Chilean rescuers yesterday reinforced an escape shaft to hoist 33 miners to freedom two months after they were trapped deep underground in a cave-in, as a stunning survival story that gripped the world nears its climax.
Engineers finished drilling a nearly 625m shaft just wider than a man’s shoulders to evacuate the men, and the miners used explosives to make room for a special capsule dubbed “Phoenix” that will hoist them one at a time to the surface.
The rescuers were inserting metal tubes to line the first 100m of the duct to strengthen it, and the government expects to start the evacuation on Wednesday in one of the most complex rescue attempts in mining history.
Spontaneous celebrations broke out across Chile on Saturday as news of the drilling breakthrough spread, with horns honking in the capital Santiago and flags waved in towns across a country still recovering from the ravages of a massive Feb. 27 earthquake.
The mens’ relatives — who danced, sang, cheered and sobbed when the drill broke through 65 days after the Aug. 5 collapse at the small gold and copper mine in Chile’s far northern Atacama desert — could barely wait.
“I have held back tears until now, but the joy is now too great,” said Cristina Nunez, whose husband Claudio Nunez is among the trapped. “I’m so happy he will be with us by my daughter’s birthday.”
Among the families is weeks-old infant Esperanza, or “Hope,” whose father is trapped miner Ariel Ticona. Ticona’s wife, Elizabeth, named the child after the makeshift camp erected at the mine.
Ticona saw the birth on a video sent down a narrow bore hole that served as an umbilical cord to pass water and food to keep the men alive during the ordeal, and yearns to hold his daughter for the first time.
Once the men are winched to the surface, they will be given -astronaut-style medical checks in a field hospital set up at the mine. They will then be able to spend some time with their families, before being flown by helicopter to nearby Copiapo to be stabilized at another hospital.
After spending so long below ground in a humid, dimly lit tunnel, their eyesight will need time to adjust.
“They will come to the surface with their eyes closed and will immediately put on dark glasses which will protect them from the light,” Chilean Health Minister Jaime Manalich said. “They will keep them on night and day ... until they get used to natural light.”
The miners are in remarkably good health, although some have developed skin infections.
The government brought in a team of experts from the US NASA space agency to help keep the men mentally and physically fit during the protracted rescue operation. The men had lost an estimated 10kg each in the 17 days before they were found.
For two months the miners have endured 90 percent humidity and intermittent supplies of food and water, while having to clear part of the mine shaft to ensure their imminent rescue runs as smoothly as possible.

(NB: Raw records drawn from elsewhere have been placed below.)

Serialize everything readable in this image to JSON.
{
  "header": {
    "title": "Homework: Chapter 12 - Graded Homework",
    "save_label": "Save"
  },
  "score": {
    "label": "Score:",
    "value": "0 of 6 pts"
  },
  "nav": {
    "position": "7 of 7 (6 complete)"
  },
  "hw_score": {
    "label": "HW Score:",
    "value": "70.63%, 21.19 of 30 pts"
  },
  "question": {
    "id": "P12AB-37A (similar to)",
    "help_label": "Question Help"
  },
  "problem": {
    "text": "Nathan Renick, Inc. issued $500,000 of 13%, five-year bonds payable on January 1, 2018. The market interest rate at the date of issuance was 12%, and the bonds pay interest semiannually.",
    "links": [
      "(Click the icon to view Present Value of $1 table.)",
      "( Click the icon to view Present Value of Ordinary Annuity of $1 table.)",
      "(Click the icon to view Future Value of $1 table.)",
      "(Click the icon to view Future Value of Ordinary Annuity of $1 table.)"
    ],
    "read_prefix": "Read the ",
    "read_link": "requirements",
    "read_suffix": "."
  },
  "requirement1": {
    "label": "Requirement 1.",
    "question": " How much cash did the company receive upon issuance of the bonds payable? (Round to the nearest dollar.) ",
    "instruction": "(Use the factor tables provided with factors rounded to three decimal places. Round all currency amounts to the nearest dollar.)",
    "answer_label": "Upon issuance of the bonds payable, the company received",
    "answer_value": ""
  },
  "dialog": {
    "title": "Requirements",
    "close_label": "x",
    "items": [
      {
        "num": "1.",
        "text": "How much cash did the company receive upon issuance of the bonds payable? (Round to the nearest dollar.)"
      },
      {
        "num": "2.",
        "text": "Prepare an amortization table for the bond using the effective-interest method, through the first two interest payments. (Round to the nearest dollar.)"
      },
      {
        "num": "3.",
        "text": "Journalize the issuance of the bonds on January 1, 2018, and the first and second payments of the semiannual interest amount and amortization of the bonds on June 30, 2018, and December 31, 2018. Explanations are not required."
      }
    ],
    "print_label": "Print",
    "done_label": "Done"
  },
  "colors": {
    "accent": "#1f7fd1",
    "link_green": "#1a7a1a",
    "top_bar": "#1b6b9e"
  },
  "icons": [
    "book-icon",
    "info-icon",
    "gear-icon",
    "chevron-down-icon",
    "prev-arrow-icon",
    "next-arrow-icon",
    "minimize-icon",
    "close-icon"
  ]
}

In terms of physical health, the men have done well, taking part in an exercise regime designed to improve their fitness in preparation for the grueling one-hour trip that each one will soon take back to the surface.

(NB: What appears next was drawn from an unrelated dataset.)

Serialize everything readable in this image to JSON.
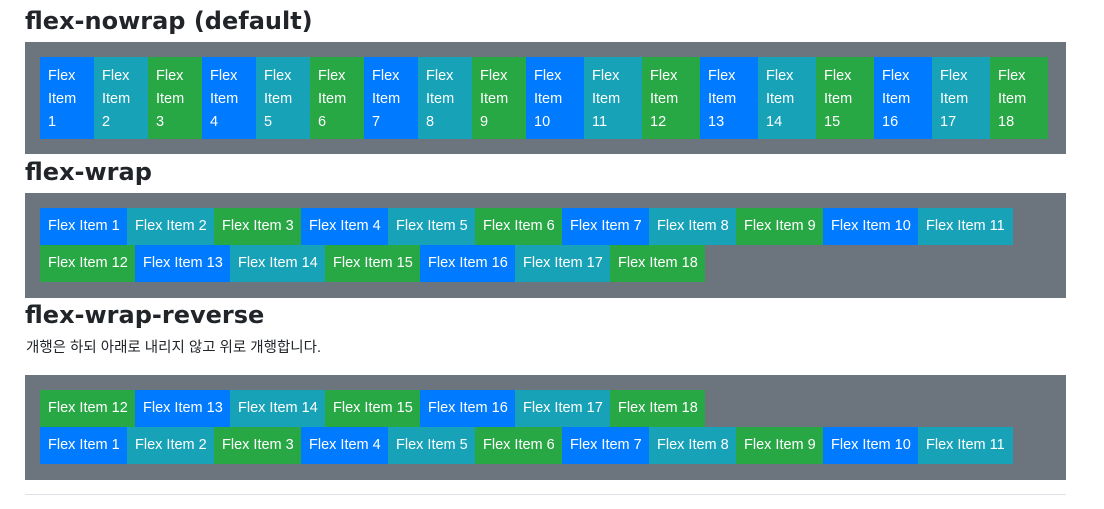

However, their mental health is a different issue. Doctors have warned that depression is a serious risk in the wake of the long period of isolation and constant darkness that the men have been through. Extended periods of darkness interrupt the circadian rhythm, the day-night cycle that controls human body clocks. As a result, the miners may experience intense fatigue similar to that felt by travelers suffering from jet lag.